Skip to content
Eric Hare

2025 — Present · Contributor / Integrator

Docling

IBM's open-source toolkit for advanced document parsing — PDFs, DOCX, slides, scans, the whole menagerie. I wired it into Langflow.

PythonPyTorchLangflow

Docling is IBM’s open-source document-parsing toolkit — it ingests PDFs, Office documents, presentations, images, and scans, and emits a structured representation clean enough to feed into a RAG pipeline, a knowledge base, or an agent’s context window. It’s one of IBM Research’s more quietly important open-source releases; it shows up behind a lot of AI features you might not guess are powered by it.
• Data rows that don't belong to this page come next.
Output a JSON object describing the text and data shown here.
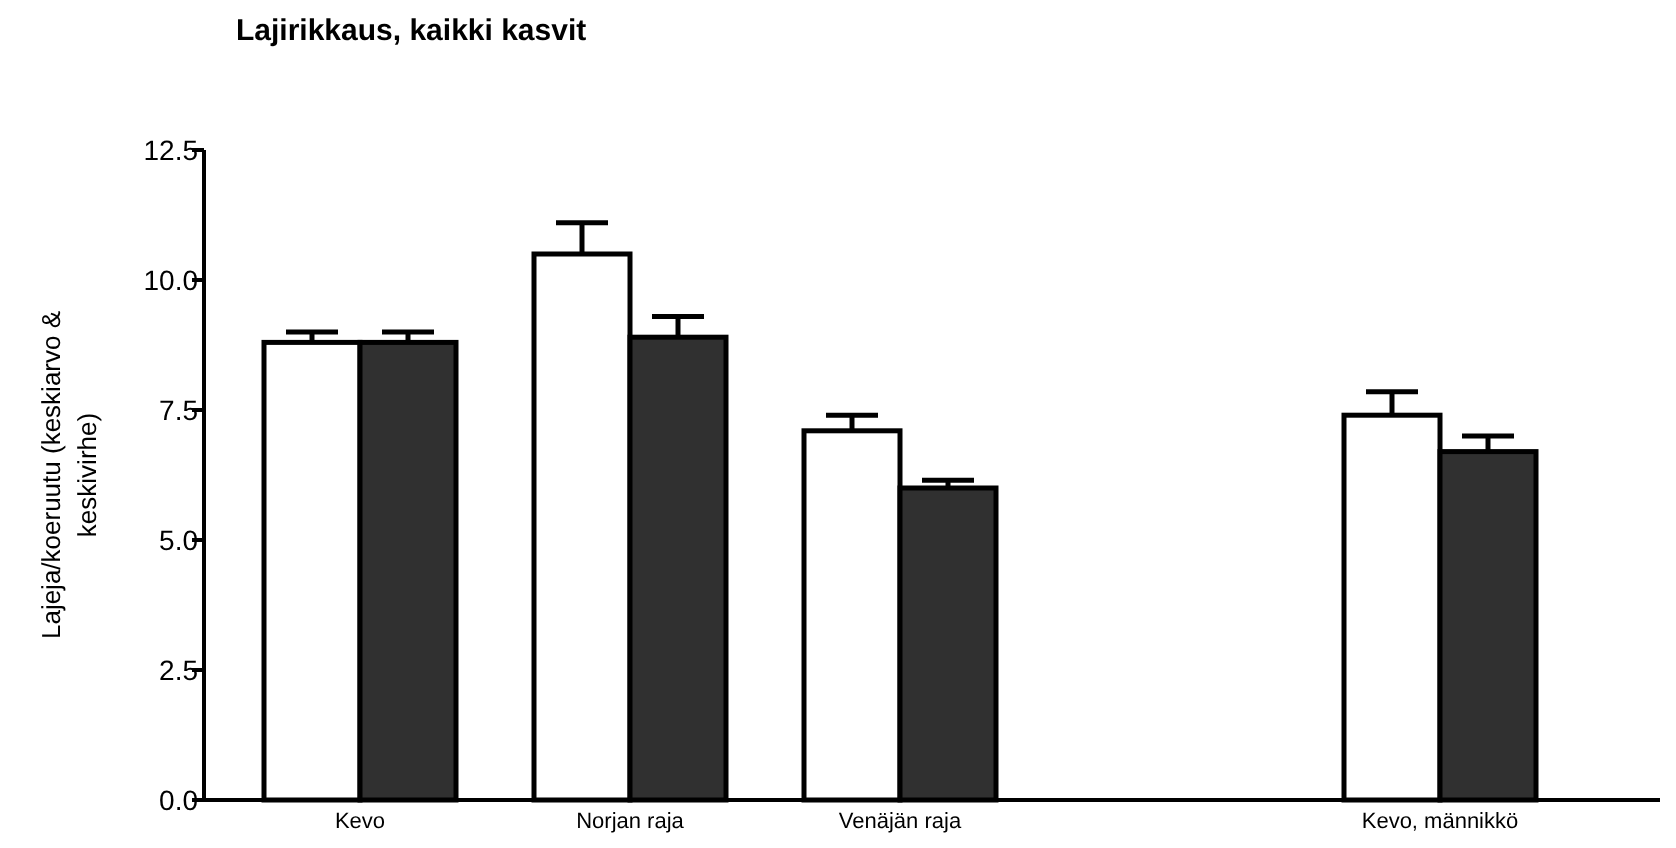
{
  "chart_data": {
    "type": "bar",
    "title": "Lajirikkaus, kaikki kasvit",
    "ylabel": "Lajeja/koeruutu (keskiarvo & keskivirhe)",
    "categories": [
      "Kevo",
      "Norjan raja",
      "Venäjän raja",
      null,
      "Kevo, männikkö"
    ],
    "series": [
      {
        "color": "#ffffff",
        "values": [
          8.8,
          10.5,
          7.1,
          null,
          7.4
        ],
        "errors": [
          0.2,
          0.6,
          0.3,
          null,
          0.45
        ]
      },
      {
        "color": "#303030",
        "values": [
          8.8,
          8.9,
          6.0,
          null,
          6.7
        ],
        "errors": [
          0.2,
          0.4,
          0.15,
          null,
          0.3
        ]
      }
    ],
    "ylim": [
      0,
      12.5
    ],
    "yticks": [
      {
        "value": 0,
        "label": "0.0"
      },
      2.5,
      {
        "value": 5,
        "label": "5.0"
      },
      7.5,
      {
        "value": 10,
        "label": "10.0"
      },
      12.5
    ],
    "grid": false
  }
}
My work has been on making Docling a first-class citizen inside Langflow and the broader Astra DB ingestion path.

What I’ve shipped

  • PR #9398 — Langflow — the initial integration that added Docling as an option in the Langflow File Component, so users can point Langflow at any supported document and get back structured, chunk-ready output without wiring up their own parser.
  • PR #12296 — Langflow — fixes to the Docling worker subprocess handling. Running heavy parsers as subprocesses is the kind of thing that works fine in dev and then falls over under real load; this PR tightened the lifecycle and error propagation so Langflow users don’t get silent failures on big files.
  • PR #12442 — Langflow — removed the old Astra Assistants path in favour of using Docling directly, simplifying the dependency graph and making document parsing consistent across Langflow surfaces.

Why it matters

Most real-world AI applications spend an embarrassing fraction of their engineering time on the “get the documents into something useful” problem. Docling shrinks that problem to a library call. The integration work is unglamorous glue that, done right, lets everyone above it ship faster — which is exactly the DOE (Developer & Operator Experience) team’s job.